Enviada em 15/05/2020

Na Granja do Solar, os bichos trabalhavam muito mais do que antes, porque se esqueceram dos direitos que tiveram e eram enganados, pensando que a vida estava cada vez melhor, mas seu líder os forçava a trabalhar cada vez mais. A fábula presente em A Revolução dos Bichos, de George Orwell, mostra a triste condição de exploração dos bichos da granja, sendo impossível não compará-la com o estado dos trabalhadores, que constantemente tem sido forçada a aceitar baixos salários, além de não ter acesso ao conhecimento, deixando muitos a mercê do engano de seus lideres.

Baseado na teoria proposta por Marx, a classe trabalhadora, ou proletária, é a que sempre sofreu ao longo da história, desde o Egito Antigo, pela rígida pirâmide social de patrícios e plebeus, até o moderno sistema capitalista do mundo ocidental, quando os operários dependem de seu salário, enquanto todo o lucro por eles gerado é administrado por grandes empresários. Por conseguinte, alguns desses donos dos meios de produção tem tirado proveito de seu poder socioeconômico para pagar menos aos seus funcionários, a fim de obter mais dinheiro. Entretanto, não é somente a relação entre empregado e empregador a fonte da desigualdade econômica, a mesma é agravada pela negligência dos órgãos públicos quanto a fiscalização dos pisos salariais e condições de trabalho, que deixam muitos sem ter para quem reclamar de sua situação.

É fato que muitos empregados tem baixos salários por não terem acesso à educação, e assim se submetendo a serviços desumanos, além de serem mais facilmente ludibriados, pois conhecimento é poder, nas palavras de Thomas Hobes.

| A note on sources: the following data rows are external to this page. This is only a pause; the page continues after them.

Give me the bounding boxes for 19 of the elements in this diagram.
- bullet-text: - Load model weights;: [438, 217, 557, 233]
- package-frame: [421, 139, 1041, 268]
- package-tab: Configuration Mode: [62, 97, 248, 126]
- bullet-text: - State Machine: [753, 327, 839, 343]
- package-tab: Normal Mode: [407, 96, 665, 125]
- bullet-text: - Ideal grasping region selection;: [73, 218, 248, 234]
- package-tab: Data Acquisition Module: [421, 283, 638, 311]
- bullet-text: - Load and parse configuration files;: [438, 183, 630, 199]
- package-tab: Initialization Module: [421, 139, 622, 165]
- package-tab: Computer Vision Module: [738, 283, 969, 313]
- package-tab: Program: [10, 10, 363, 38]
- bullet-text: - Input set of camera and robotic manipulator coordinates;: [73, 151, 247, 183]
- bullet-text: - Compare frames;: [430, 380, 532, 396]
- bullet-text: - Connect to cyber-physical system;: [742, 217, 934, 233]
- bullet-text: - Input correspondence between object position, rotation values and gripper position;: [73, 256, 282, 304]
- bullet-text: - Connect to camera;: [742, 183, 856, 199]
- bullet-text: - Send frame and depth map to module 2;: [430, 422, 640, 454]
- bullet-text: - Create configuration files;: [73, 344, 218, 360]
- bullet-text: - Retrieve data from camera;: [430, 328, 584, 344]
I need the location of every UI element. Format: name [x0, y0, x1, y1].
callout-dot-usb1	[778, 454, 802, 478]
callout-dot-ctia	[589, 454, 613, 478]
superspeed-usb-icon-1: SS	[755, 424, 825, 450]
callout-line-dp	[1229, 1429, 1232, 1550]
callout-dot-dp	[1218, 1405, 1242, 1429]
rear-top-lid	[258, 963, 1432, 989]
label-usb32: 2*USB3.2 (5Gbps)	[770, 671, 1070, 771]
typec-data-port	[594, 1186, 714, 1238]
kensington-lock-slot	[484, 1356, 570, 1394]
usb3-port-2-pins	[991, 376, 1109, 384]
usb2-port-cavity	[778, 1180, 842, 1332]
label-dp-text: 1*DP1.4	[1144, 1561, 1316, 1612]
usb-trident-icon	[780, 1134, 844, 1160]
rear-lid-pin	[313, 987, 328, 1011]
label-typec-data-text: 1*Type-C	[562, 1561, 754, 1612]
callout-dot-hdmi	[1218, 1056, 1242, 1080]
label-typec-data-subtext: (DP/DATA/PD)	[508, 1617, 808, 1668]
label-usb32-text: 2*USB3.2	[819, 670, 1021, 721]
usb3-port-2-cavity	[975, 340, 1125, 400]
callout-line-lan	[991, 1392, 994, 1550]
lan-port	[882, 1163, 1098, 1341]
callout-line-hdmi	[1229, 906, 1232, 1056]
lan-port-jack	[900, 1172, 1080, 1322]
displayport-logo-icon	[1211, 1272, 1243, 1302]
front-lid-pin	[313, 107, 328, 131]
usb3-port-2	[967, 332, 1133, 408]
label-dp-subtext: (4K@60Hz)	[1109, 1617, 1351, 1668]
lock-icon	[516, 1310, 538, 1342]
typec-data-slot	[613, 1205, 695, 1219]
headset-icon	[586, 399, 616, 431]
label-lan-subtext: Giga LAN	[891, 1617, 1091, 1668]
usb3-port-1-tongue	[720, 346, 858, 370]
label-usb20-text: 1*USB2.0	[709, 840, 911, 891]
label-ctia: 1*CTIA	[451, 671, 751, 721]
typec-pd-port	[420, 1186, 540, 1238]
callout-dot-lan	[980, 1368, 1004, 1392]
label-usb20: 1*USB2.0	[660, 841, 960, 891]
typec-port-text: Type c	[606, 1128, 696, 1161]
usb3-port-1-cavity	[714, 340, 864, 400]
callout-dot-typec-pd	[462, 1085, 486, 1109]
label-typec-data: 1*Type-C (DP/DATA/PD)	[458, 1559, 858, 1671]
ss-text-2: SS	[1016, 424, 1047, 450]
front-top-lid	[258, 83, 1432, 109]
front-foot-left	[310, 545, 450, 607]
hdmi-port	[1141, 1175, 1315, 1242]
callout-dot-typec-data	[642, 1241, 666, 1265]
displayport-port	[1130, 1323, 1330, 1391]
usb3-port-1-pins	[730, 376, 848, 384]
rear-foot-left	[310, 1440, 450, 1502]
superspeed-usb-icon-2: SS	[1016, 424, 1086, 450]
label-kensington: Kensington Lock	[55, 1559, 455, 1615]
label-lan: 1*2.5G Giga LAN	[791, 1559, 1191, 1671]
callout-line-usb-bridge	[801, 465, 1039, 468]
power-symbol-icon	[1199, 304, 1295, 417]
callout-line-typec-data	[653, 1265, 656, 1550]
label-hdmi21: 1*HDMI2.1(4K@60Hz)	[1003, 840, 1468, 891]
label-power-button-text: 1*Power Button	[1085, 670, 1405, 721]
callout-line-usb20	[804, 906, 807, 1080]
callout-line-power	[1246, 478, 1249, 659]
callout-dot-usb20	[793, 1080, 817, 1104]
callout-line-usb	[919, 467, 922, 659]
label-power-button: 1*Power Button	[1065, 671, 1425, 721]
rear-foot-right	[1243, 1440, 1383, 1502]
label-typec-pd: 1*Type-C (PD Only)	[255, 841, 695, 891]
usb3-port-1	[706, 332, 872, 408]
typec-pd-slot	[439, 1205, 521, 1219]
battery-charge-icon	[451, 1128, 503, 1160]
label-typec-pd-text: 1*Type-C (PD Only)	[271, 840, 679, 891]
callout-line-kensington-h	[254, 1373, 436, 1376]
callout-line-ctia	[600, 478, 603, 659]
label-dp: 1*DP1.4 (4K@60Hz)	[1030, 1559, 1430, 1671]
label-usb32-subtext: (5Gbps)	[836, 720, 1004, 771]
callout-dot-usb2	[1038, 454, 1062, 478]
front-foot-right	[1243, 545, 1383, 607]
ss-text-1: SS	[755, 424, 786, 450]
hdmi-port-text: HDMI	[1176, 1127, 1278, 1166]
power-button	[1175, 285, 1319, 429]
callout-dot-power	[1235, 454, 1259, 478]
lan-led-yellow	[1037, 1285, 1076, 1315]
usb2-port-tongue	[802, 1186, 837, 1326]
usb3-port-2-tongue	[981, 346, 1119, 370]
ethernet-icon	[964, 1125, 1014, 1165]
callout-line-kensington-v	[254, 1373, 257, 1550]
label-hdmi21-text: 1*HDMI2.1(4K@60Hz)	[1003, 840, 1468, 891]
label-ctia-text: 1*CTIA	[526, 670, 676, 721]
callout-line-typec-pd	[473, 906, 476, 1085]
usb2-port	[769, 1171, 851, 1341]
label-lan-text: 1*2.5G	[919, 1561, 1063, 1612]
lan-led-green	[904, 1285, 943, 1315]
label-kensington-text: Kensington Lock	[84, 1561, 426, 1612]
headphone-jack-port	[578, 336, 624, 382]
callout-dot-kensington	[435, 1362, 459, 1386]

É importante ressaltar que esses baixos índices de educação entre os trabalhadores da classe baixa derivam da falta de investimento em educação pública, agravado pelas altas cargas horárias exigidas nos ambientes de trabalho, que não deixam tempo algum para estudo e consequentemente a melhora de vida, perpetuando a miséria dessa classe e deixando pouca esperança à esta população.

Portanto, é essencial que providências de curto e médio prazo sejam tomadas, como a criação de novos projetos de especialização técnica voltada para a classe trabalhista mais baixa, que poderia vir na forma de cursos gratuitos promovidos pelo Senac, com recursos vindos da Secretaria do Trabalho em parceria com o Ministério da Educação, além da intensificação da fiscalização em indústrias e comércios, para que sigam as normas de salário e cargas horárias, feita também pela secretaria do trabalho. Tais visariam o crescimento dos níveis de ensino e consequentemente o aumento da renda dos que forem contemplados, para que estes não sejam mais vítimas da exploração de seus líderes.